Le philosophe Martin Buber écrivait que « l’homme devient je au contact du tu ». Le défi des prochaines années sera de redonner un supplément d’âme à tous nos lieux, - école, bureau, logement, hôtel, musée, gare, aéroport, rue, hôpital, magasin, maison de retraite -, pour en faire des lieux d’hospitalité, des lieux-points de repères, des lieux où l’on n’est pas juste juxtaposé les uns aux autres, des lieux qui nous permettent de nous sentir un tout petit peu moins seuls, un tout petit peu moins petits, médiocres et étroits, des lieux hybrides qui nous redonnent le goût de l'altérité (6).

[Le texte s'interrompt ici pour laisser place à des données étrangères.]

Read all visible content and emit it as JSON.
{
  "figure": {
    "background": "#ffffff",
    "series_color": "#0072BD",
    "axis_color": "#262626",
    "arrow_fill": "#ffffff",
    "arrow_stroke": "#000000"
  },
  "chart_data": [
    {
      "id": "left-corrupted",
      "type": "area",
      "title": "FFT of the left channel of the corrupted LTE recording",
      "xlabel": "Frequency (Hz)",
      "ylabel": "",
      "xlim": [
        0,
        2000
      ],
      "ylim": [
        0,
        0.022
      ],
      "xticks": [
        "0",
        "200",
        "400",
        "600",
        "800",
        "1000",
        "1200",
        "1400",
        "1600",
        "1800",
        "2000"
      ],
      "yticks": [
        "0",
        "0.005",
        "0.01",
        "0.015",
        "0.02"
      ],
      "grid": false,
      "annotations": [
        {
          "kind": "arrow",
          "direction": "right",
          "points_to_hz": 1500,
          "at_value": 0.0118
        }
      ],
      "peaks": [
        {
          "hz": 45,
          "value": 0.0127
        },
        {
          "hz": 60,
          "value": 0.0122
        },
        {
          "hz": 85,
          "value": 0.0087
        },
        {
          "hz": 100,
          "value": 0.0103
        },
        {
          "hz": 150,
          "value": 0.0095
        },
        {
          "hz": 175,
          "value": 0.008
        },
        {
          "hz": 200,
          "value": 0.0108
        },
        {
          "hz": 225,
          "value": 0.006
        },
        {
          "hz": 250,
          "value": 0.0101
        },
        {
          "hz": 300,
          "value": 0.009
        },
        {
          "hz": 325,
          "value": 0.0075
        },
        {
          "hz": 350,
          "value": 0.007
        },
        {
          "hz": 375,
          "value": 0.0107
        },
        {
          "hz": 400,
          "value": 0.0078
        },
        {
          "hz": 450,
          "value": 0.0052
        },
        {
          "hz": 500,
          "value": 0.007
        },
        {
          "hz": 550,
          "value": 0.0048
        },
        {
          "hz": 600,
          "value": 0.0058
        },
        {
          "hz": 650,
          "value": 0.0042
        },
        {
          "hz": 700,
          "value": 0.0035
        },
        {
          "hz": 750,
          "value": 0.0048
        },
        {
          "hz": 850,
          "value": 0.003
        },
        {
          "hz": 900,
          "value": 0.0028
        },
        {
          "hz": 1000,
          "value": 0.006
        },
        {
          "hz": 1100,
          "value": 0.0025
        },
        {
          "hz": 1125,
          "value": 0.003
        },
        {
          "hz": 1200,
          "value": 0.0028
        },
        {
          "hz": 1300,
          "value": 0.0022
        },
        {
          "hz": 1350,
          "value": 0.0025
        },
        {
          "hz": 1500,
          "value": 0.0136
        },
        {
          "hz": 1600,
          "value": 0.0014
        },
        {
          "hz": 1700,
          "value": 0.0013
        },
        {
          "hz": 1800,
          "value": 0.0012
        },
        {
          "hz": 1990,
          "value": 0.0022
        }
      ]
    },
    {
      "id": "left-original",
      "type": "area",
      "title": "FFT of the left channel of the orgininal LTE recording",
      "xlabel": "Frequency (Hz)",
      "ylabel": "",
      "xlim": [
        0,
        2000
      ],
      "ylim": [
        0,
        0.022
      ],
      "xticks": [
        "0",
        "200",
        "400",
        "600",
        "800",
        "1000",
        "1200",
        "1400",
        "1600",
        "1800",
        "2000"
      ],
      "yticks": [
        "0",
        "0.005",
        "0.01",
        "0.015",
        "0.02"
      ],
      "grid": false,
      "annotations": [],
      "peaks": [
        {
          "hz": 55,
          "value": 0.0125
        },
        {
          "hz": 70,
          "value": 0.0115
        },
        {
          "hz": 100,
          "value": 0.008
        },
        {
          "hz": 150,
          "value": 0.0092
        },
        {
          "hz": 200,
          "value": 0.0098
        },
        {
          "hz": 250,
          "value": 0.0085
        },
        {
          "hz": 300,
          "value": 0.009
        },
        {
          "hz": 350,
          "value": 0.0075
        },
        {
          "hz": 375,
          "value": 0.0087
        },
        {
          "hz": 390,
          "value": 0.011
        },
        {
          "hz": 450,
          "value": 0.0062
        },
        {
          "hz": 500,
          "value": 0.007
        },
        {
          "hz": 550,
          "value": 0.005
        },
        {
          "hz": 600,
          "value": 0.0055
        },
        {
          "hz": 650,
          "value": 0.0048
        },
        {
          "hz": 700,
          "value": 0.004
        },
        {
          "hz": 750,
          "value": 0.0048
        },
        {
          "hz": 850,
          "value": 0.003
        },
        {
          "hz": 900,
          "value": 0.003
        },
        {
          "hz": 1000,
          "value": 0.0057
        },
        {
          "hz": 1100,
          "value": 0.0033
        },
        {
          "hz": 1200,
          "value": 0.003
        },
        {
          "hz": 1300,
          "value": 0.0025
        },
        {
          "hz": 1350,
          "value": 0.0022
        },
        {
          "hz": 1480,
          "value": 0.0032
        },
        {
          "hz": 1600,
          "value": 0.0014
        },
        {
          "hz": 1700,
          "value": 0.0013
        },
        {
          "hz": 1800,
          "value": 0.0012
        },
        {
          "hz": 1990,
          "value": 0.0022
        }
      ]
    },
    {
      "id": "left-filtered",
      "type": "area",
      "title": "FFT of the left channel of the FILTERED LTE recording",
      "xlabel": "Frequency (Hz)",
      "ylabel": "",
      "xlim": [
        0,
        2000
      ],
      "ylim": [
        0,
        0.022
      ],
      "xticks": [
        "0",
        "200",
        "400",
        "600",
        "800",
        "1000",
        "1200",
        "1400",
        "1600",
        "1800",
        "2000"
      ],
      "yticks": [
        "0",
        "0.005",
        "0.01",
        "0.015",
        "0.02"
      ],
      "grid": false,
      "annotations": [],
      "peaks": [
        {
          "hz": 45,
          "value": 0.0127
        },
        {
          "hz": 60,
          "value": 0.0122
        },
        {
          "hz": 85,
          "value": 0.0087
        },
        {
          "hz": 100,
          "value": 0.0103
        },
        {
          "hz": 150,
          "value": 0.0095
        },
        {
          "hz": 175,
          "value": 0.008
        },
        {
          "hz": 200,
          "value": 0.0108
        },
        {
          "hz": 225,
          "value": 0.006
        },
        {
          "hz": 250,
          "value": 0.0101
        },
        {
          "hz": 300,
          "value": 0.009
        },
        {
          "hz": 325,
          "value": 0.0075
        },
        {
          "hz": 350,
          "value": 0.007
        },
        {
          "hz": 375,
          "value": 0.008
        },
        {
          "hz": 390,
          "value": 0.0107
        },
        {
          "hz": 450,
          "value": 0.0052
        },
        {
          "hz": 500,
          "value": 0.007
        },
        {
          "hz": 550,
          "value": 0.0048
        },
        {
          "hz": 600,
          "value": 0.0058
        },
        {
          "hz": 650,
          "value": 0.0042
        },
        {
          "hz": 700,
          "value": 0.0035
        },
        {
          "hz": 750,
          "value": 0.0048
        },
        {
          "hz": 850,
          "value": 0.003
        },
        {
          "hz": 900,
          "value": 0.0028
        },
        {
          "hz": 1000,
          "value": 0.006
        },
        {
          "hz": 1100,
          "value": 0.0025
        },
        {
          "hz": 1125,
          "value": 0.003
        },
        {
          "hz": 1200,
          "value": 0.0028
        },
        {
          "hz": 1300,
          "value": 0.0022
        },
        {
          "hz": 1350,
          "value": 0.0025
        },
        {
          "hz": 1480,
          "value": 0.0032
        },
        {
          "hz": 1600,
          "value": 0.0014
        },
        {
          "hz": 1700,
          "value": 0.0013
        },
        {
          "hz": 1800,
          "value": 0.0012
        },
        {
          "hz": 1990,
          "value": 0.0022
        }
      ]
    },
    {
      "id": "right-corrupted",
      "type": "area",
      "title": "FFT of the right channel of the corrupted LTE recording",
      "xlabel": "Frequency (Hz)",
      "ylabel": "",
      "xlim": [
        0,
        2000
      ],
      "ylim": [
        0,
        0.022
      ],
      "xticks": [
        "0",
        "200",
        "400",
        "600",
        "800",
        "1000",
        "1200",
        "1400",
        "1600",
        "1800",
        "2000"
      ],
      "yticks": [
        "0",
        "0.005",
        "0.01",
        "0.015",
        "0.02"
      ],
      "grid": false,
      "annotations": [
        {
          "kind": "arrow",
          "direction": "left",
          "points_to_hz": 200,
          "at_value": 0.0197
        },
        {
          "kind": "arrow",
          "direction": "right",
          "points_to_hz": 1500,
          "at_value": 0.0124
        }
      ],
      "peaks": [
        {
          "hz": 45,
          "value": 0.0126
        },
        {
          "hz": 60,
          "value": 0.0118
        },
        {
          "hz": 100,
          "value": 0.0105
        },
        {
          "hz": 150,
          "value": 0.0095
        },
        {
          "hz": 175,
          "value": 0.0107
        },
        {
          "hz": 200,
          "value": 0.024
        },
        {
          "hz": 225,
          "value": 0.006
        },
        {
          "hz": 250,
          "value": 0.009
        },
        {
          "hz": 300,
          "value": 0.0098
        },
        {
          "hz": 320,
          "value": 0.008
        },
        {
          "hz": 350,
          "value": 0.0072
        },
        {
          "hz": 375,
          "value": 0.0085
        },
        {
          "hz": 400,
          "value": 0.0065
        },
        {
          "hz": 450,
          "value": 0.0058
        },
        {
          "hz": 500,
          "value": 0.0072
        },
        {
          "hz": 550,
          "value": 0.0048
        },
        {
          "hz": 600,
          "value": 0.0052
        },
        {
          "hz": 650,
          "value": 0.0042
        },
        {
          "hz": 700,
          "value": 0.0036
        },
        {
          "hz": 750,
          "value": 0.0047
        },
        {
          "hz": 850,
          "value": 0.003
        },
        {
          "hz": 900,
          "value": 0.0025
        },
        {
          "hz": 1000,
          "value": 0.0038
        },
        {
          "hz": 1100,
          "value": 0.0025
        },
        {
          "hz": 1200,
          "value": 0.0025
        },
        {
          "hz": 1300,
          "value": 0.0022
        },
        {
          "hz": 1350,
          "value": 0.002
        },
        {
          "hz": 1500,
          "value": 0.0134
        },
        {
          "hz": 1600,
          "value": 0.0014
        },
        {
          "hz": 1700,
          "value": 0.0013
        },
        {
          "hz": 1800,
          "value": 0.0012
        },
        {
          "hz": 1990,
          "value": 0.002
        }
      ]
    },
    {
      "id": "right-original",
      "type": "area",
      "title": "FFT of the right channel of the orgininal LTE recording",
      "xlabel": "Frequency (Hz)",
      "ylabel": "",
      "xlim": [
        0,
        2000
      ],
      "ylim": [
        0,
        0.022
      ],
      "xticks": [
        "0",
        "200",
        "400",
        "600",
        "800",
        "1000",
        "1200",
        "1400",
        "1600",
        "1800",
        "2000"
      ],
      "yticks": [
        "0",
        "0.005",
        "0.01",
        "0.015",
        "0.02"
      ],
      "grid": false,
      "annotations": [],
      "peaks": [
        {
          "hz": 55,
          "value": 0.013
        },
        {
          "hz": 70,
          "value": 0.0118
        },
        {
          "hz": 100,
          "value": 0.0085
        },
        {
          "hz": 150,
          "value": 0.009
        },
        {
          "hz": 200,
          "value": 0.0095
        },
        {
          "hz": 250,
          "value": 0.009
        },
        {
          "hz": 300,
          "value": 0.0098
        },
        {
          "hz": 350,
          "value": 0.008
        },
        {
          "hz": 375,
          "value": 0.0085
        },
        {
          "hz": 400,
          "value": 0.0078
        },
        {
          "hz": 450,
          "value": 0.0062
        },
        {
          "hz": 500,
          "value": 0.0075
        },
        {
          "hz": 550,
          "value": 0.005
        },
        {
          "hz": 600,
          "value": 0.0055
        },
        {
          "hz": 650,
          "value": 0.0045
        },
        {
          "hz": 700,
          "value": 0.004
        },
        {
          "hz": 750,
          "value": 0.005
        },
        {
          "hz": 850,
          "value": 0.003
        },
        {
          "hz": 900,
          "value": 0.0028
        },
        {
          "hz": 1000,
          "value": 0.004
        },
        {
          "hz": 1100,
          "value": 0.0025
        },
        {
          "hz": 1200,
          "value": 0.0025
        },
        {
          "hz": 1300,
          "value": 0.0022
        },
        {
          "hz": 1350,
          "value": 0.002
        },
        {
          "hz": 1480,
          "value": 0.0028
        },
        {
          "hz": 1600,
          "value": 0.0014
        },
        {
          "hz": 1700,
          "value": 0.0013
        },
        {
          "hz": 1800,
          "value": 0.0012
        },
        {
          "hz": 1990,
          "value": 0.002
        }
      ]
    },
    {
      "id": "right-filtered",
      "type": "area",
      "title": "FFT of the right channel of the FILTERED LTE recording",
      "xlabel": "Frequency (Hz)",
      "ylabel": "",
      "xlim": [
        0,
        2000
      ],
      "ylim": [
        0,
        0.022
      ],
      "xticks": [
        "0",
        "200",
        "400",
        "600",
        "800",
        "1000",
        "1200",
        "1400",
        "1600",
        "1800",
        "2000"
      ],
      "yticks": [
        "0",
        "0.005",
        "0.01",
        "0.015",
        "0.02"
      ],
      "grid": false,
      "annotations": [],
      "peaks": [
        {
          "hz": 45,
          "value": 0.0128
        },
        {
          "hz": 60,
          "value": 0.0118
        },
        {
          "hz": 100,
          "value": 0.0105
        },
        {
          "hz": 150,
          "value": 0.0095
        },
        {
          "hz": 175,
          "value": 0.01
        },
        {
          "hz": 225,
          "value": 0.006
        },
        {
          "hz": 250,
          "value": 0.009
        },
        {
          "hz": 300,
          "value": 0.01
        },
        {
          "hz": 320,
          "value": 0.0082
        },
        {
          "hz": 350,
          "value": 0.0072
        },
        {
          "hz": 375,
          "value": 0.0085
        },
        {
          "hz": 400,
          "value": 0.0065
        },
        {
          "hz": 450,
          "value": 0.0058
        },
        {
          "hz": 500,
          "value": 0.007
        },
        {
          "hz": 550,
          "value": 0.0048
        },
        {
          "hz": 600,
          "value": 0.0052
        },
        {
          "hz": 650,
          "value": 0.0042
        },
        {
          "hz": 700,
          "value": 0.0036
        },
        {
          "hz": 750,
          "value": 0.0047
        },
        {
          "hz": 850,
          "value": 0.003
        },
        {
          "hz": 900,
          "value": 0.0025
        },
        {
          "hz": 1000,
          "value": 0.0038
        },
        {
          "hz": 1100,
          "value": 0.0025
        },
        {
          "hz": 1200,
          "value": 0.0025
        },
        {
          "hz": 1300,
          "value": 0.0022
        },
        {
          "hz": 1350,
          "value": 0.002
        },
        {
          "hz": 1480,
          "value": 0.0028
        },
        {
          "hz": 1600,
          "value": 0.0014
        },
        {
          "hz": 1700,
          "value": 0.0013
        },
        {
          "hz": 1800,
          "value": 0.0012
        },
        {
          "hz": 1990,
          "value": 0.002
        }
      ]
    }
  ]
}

Le rôle des collectivités territoriales sera de penser l’hospitalité de leur territoire et d’impliquer pour ce faire l’ensemble de toutes leurs parties prenantes.


  1. Gabrielle Halpern, « Tous centaures ! Eloge de l’hybridation », Le Pommier, 2020.

  2. Gabrielle Halpern, « Tous centaures ! Eloge de l’hybridation », Le Pommier, 2020.

  3. Gabrielle Halpern, « Penser l’hospitalité », Editions de l’Aube, 2022 (coécrit avec Cyril Aouizerate)

  4. Gabrielle Halpern, « Tous centaures ! Eloge de l’hybridation », Le Pommier, 2020.

  5. Gabrielle Halpern, « Penser l’hospitalité », Editions de l’Aube, 2022 (coécrit avec Cyril Aouizerate).

  6. Gabrielle Halpern, « Penser l’hospitalité », Editions de l’Aube, 2022 (coécrit avec Cyril Aouizerate).